I built a custom DevGPT to write most of the code I'm currently publishing on GitHub.

Since I can feed the machine learning pipeline with fresh data anytime (dataset with millions of blacklisted and whitelisted domains and subdomains aka FQDNs), I planned to build a model to predict badness score for new submitted FQDNs (1 to 100 where 1 is 100% safe and 100 is 100% bad) like example.com, suspicious-website.com or doqwindwoi2342.dwirh29r32.cc .

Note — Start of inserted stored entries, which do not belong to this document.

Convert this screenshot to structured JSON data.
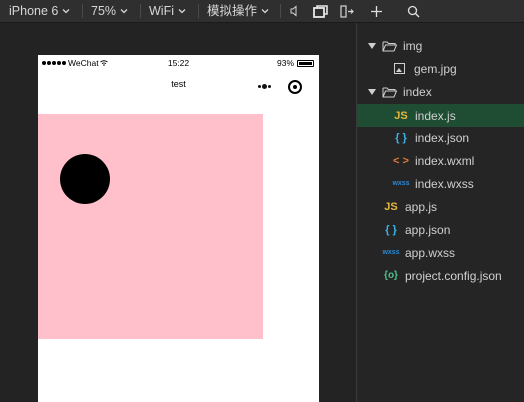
{
  "toolbar": {
    "device": "iPhone 6",
    "zoom": "75%",
    "network": "WiFi",
    "simulate": "模拟操作",
    "icons": [
      "speaker-icon",
      "window-icon",
      "exit-icon",
      "add-icon",
      "search-icon"
    ]
  },
  "phone": {
    "status": {
      "carrier": "WeChat",
      "time": "15:22",
      "battery": "93%"
    },
    "nav_title": "test",
    "canvas": {
      "box_color": "#ffc0cb",
      "ball_color": "#000000"
    }
  },
  "file_tree": {
    "img_folder": "img",
    "img_file": "gem.jpg",
    "index_folder": "index",
    "index_js": "index.js",
    "index_json": "index.json",
    "index_wxml": "index.wxml",
    "index_wxss": "index.wxss",
    "app_js": "app.js",
    "app_json": "app.json",
    "app_wxss": "app.wxss",
    "project_config": "project.config.json",
    "active_file": "index.js",
    "icon_labels": {
      "js": "JS",
      "json": "{ }",
      "wxml": "< >",
      "wxss": "wxss",
      "config": "{o}"
    }
  },
  "colors": {
    "active_row": "#1e4d33",
    "js": "#e5b73b",
    "json": "#3db4e8",
    "wxml": "#e07b39",
    "wxss": "#2b88d8",
    "config": "#4fc08d"
  }
}
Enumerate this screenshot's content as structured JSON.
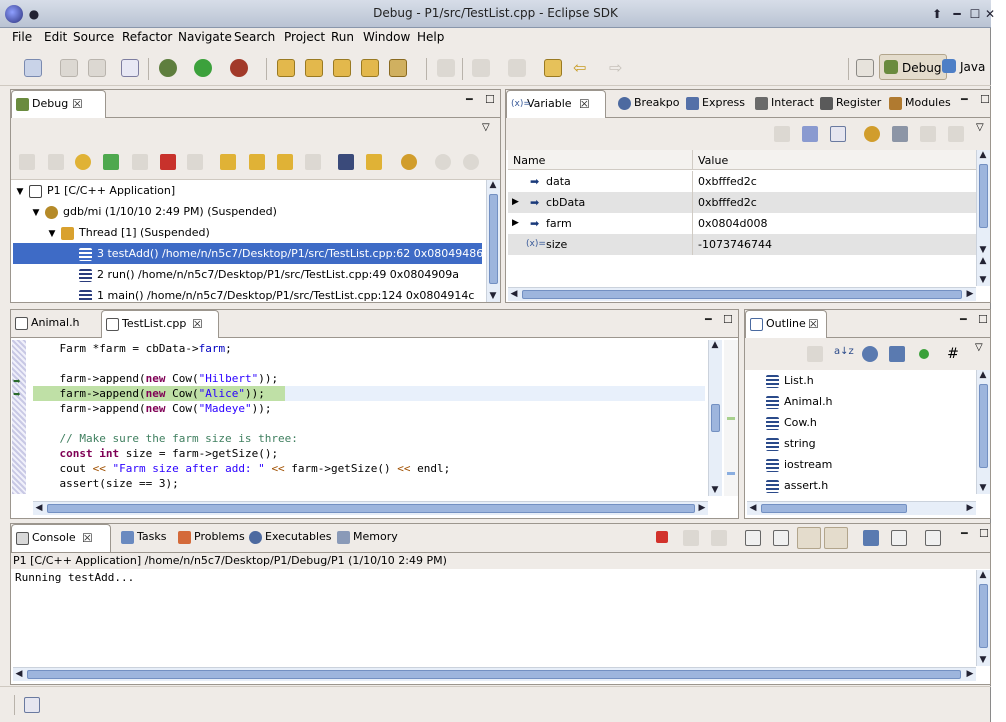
{
  "window": {
    "title": "Debug - P1/src/TestList.cpp - Eclipse SDK"
  },
  "menu": [
    "File",
    "Edit",
    "Source",
    "Refactor",
    "Navigate",
    "Search",
    "Project",
    "Run",
    "Window",
    "Help"
  ],
  "perspectives": {
    "debug": "Debug",
    "java": "Java"
  },
  "debug_view": {
    "tab": "Debug",
    "tree": [
      {
        "label": "P1 [C/C++ Application]",
        "depth": 0
      },
      {
        "label": "gdb/mi (1/10/10 2:49 PM) (Suspended)",
        "depth": 1
      },
      {
        "label": "Thread [1] (Suspended)",
        "depth": 2
      },
      {
        "label": "3 testAdd() /home/n/n5c7/Desktop/P1/src/TestList.cpp:62 0x08049486",
        "depth": 3,
        "selected": true
      },
      {
        "label": "2 run() /home/n/n5c7/Desktop/P1/src/TestList.cpp:49 0x0804909a",
        "depth": 3
      },
      {
        "label": "1 main() /home/n/n5c7/Desktop/P1/src/TestList.cpp:124 0x0804914c",
        "depth": 3
      }
    ]
  },
  "variables_view": {
    "tabs": [
      "Variable",
      "Breakpo",
      "Express",
      "Interact",
      "Register",
      "Modules"
    ],
    "columns": [
      "Name",
      "Value"
    ],
    "rows": [
      {
        "name": "data",
        "value": "0xbfffed2c"
      },
      {
        "name": "cbData",
        "value": "0xbfffed2c"
      },
      {
        "name": "farm",
        "value": "0x0804d008"
      },
      {
        "name": "size",
        "value": "-1073746744"
      }
    ]
  },
  "editor": {
    "tabs": [
      "Animal.h",
      "TestList.cpp"
    ],
    "lines": [
      "    Farm *farm = cbData->farm;",
      "",
      "    farm->append(new Cow(\"Hilbert\"));",
      "    farm->append(new Cow(\"Alice\"));",
      "    farm->append(new Cow(\"Madeye\"));",
      "",
      "    // Make sure the farm size is three:",
      "    const int size = farm->getSize();",
      "    cout << \"Farm size after add: \" << farm->getSize() << endl;",
      "    assert(size == 3);"
    ]
  },
  "outline": {
    "tab": "Outline",
    "items": [
      "List.h",
      "Animal.h",
      "Cow.h",
      "string",
      "iostream",
      "assert.h"
    ]
  },
  "console": {
    "tabs": [
      "Console",
      "Tasks",
      "Problems",
      "Executables",
      "Memory"
    ],
    "process": "P1 [C/C++ Application] /home/n/n5c7/Desktop/P1/Debug/P1 (1/10/10 2:49 PM)",
    "output": "Running testAdd..."
  }
}
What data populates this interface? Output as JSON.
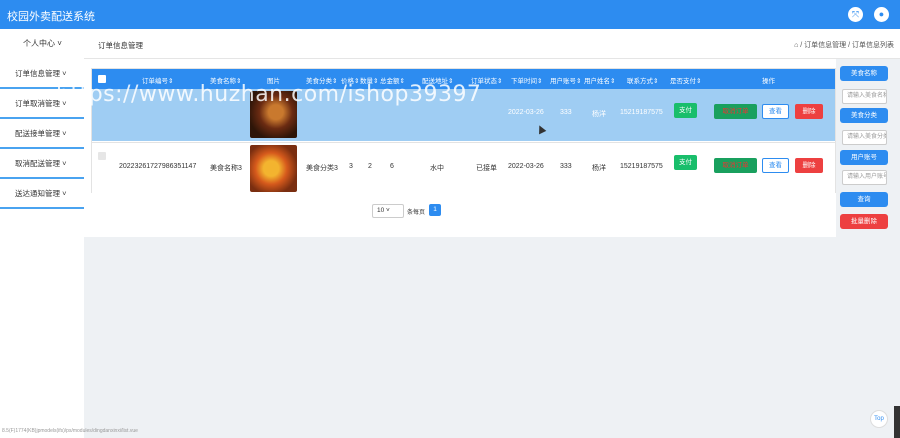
{
  "app": {
    "title": "校园外卖配送系统"
  },
  "sidebar": {
    "head": "个人中心 ˅",
    "items": [
      {
        "label": "订单信息管理 ˅"
      },
      {
        "label": "订单取消管理 ˅"
      },
      {
        "label": "配送接单管理 ˅"
      },
      {
        "label": "取消配送管理 ˅"
      },
      {
        "label": "送达通知管理 ˅"
      }
    ]
  },
  "header": {
    "title": "订单信息管理",
    "breadcrumb": "⌂ / 订单信息管理 / 订单信息列表"
  },
  "table": {
    "columns": [
      "订单编号⇕",
      "美食名称⇕",
      "图片",
      "美食分类⇕",
      "价格⇕",
      "数量⇕",
      "总金额⇕",
      "配送地址⇕",
      "订单状态⇕",
      "下单时间⇕",
      "用户账号⇕",
      "用户姓名⇕",
      "联系方式⇕",
      "是否支付⇕",
      "操作"
    ],
    "rows": [
      {
        "order_no": "",
        "food_name": "",
        "image": "food-photo-1",
        "category": "",
        "price": "",
        "qty": "",
        "total": "",
        "address": "",
        "status": "",
        "time": "2022-03-26",
        "account": "333",
        "name": "杨洋",
        "phone": "15219187575",
        "pay": "支付",
        "btn1": "取消订单",
        "btn2": "查看",
        "btn3": "删除"
      },
      {
        "order_no": "20223261727986351147",
        "food_name": "美食名称3",
        "image": "food-photo-2",
        "category": "美食分类3",
        "price": "3",
        "qty": "2",
        "total": "6",
        "address": "水中",
        "status": "已接单",
        "time": "2022-03-26",
        "account": "333",
        "name": "杨洋",
        "phone": "15219187575",
        "pay": "支付",
        "btn1": "取消订单",
        "btn2": "查看",
        "btn3": "删除"
      }
    ]
  },
  "pager": {
    "page_size": "10",
    "per_page_label": "条每页",
    "page": "1"
  },
  "search_panel": {
    "food_name_btn": "美食名称",
    "food_name_placeholder": "请输入美食名称",
    "category_btn": "美食分类",
    "category_placeholder": "请输入美食分类",
    "account_btn": "用户账号",
    "account_placeholder": "请输入用户账号",
    "search_btn": "查询",
    "batch_delete_btn": "批量删除"
  },
  "watermark": "https://www.huzhan.com/ishop39397",
  "status_url": "8.5(F)1774(KB)jpmodels(ifs)/ps/modules/dingdanxinxi/list.vue",
  "top_label": "Top",
  "colors": {
    "primary": "#2d8cf0",
    "danger": "#ed4040",
    "success": "#19be6b",
    "row_highlight": "#9fcdf3"
  }
}
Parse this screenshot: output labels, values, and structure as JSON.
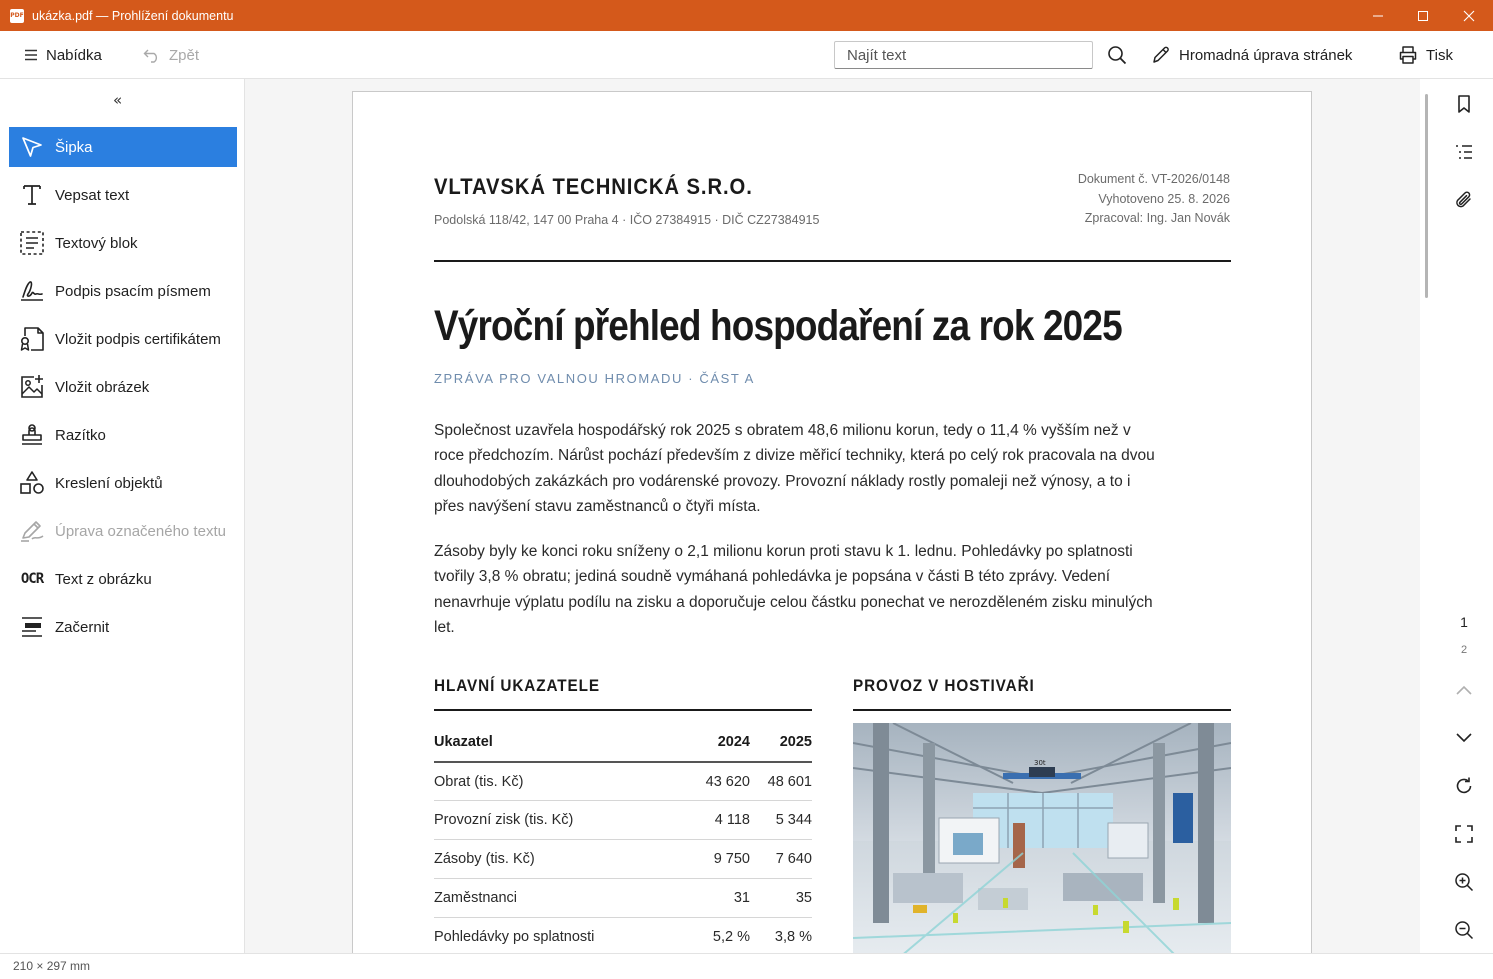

I then started by using a subset of the entire dataset (50000 total items instead of millions).

Afterthat I built a simple ensemble pipeline to find the most accurate method for training and inference. I tested the most popular and easy-to-implement methods in this context like RandomForest, GradientBoosting, ExtraTrees, LogisticRegression and SVC:

    classifiers = {
        "RandomForest": RandomForestClassifier(random_state=42),
        "GradientBoosting": GradientBoostingClassifier(random_state=42),
        "ExtraTrees": ExtraTreesClassifier(random_state=42),
        "LogisticRegression": LogisticRegression(random_state=42, max_iter=2000),
        "SVC": SVC(probability=True, random_state=42)
    }

performing RandomSearch instead of GridSearch:

        random_search = RandomizedSearchCV(clf, params[name], n_iter=20, cv=5, scoring='f1_macro', verbose=1, n_jobs=-1, random_state=42)
        random_search.fit(X_res, y_res)

by using all of the following parameters (I'm running this project on a Dell R620 48 cores, 128GB ram, no GPU server):

    params = {
        "RandomForest": {'n_estimators': sp_randint(100, 500), 'max_depth': sp_randint(10, 50), 'min_samples_split': sp_randint(2, 11)},
        "GradientBoosting": {'n_estimators': sp_randint(100, 300), 'learning_rate': uniform(0.01, 0.2), 'max_depth': sp_randint(3, 10)},
        "ExtraTrees": {'n_estimators': sp_randint(100, 500), 'max_depth': sp_randint(10, 50), 'min_samples_split': sp_randint(2, 11)},
        "LogisticRegression": {'C': uniform(0.01, 100), 'solver': ['newton-cg', 'lbfgs', 'liblinear', 'sag', 'saga']},
        "SVC": {'C': uniform(0.1, 10), 'kernel': ['linear', 'rbf', 'poly']}
    }

to find the most suitable approach. I then focus on the elected approach to increase accuracy.